On the other hand, it wasn’t so long ago that I was completely vague about how much I needed to save for income tax. In a discussion with a member of my PRG team, I said I assumed I’d just take savings for what I needed to pay and made a wild guess as to how much I would owe. BIG RED FLAG!

We then made a category for taxes and, as directed, I did the annoyingly painstaking work of figuring out a general idea of what my tax liability would be in a worst case scenario for this year and next year. There was no way to be precise, but there was certainly somewhere in-between precision and chaos.

You might ask – what is the difference between having a category or just taking it from savings? The money still comes out of your bank account.

The difference is that to stay in recovery, I need to do my best to plan for spending. Vagueness leads me to fear, anxiety, and panic. Vagueness leads to more vagueness which could lead me back to debting.

Ironically, it turned out to be far less than I anticipated. And I am relieved that I have a handle on it for today. When I am clear, it is far easier to hear Divine guidance. And when I am willing to ask for help in program, that guidance may come through others.

Clarity in Action

Here is what I did today regarding clarity:

  1. Called my health insurance provider to see if I can submit my eye exam for reimbursement. The doctor’s office said that they simply give a discount. But I still paid $115! In the past, I would have just let it go, but because I called, I discovered that I can submit the itemized bill for a 50% direct reimbursement.
  2. Emailed my doctor about a letter she wrote that I haven’t yet received as part of my appeal of a denied claim. It’s been a month and I only have 60 days so I need to continue to pursue getting the letter. This claim is for $525.
  3. Got a replacement credit card in the mail for an account that I thought I had canceled years ago. I called today to ensure they close the account.
  4. I called to get pricing on an art product I will be ordering. Even though I had a price from two months ago, I want to get clear on shipping and exact price now before I order it on Friday.

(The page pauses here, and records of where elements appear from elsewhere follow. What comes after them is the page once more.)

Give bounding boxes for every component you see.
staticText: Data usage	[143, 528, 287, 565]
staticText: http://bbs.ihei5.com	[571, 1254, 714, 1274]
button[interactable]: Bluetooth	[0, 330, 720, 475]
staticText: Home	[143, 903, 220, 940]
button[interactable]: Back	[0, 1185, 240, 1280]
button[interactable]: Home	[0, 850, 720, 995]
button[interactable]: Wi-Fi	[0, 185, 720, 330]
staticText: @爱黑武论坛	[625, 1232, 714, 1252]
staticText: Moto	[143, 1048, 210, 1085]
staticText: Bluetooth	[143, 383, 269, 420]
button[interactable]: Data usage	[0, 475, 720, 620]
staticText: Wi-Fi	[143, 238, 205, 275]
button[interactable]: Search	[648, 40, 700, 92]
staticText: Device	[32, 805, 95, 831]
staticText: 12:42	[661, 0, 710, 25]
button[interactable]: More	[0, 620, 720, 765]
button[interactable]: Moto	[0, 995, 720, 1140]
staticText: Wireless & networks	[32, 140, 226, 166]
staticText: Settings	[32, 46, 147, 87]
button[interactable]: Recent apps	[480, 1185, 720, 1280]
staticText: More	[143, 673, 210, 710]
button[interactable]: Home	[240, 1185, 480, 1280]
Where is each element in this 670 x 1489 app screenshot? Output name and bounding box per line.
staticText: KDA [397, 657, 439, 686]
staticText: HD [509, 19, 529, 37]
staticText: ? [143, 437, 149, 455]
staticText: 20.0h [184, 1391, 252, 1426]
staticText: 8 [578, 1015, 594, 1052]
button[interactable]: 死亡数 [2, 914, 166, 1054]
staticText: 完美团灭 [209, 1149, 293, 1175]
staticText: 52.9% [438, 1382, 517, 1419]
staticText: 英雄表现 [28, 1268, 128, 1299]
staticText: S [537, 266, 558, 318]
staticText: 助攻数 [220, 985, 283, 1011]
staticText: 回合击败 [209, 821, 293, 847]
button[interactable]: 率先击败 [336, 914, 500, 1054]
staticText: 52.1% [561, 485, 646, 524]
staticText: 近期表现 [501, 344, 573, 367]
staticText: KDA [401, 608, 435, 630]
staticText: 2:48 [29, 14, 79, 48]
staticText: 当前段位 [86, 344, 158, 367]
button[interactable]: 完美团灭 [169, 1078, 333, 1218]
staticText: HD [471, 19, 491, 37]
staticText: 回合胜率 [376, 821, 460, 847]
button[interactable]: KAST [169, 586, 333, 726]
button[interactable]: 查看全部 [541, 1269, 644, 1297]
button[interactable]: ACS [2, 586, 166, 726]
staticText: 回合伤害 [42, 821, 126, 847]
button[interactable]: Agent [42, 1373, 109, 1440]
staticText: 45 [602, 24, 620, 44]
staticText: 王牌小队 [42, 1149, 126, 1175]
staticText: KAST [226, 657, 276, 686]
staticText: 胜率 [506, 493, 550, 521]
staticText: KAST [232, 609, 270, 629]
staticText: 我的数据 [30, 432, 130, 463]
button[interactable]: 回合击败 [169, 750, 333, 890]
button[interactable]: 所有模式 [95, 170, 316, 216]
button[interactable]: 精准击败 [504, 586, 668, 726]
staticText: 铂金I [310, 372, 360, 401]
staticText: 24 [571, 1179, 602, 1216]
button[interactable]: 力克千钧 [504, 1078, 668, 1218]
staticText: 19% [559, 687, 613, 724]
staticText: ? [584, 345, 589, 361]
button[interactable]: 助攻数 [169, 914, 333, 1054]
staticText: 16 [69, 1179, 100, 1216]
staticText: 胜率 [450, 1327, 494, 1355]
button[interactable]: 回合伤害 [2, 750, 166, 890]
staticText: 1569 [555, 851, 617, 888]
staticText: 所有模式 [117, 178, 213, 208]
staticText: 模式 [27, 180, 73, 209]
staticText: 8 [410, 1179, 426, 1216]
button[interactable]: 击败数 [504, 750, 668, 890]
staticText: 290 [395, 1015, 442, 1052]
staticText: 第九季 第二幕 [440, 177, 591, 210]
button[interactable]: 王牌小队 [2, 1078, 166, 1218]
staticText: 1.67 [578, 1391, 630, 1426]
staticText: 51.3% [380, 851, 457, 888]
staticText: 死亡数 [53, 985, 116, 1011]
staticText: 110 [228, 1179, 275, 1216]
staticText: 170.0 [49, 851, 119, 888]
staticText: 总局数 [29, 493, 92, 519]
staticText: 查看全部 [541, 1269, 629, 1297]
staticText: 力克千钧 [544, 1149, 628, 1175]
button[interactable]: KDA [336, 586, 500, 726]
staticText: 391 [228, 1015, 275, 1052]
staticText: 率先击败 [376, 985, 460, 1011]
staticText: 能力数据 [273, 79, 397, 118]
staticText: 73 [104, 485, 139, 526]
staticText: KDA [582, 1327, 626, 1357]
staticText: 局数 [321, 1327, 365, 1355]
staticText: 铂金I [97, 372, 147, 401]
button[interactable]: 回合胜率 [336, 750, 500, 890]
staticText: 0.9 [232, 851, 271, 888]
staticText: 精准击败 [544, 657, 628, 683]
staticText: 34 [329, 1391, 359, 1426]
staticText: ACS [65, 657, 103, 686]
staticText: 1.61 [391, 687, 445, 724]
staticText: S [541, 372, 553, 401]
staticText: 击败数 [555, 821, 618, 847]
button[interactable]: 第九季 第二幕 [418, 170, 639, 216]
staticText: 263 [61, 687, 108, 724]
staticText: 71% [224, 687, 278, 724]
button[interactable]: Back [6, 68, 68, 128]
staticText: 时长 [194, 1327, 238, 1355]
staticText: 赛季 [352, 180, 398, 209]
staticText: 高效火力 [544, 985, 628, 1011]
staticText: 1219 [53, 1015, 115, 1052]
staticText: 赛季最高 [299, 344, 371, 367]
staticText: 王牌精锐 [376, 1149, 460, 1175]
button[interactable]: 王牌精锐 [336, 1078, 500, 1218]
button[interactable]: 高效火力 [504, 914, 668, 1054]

Here are some other ways I practice clarity with my numbers:

  1. I count my change weekly to be sure I know what I have. For some reason, change has a bizarre magical quality. Some weeks I have more than I thought, some weeks less. I accept that I don’t have this perfectly under control and even have a “lost and found” category for just this purpose.
  2. I reconcile my YNAB with my bank accounts.
  3. I keep track of how much I still owe on my debts. Seeing that number come down is a great joy.
  4. I check my bank accounts nearly daily to ensure there is nothing out of line.

Other Areas in Which We Can Gain Clarity

There are many ways we stay in vagueness that we can change. Here are just a few examples:

  • If you are self-employed, ensure that you have a clear agreement on your fee before starting the work.
  • Get clear on how much your doctor visit, lab test, specialist, etc., will cost before you go.
  • Find out all costs before hiring a handyman, landscaper, etc.

For today, think about how you practice clarity in your program. If there is any area of vagueness, make an action plan to find out the information you need.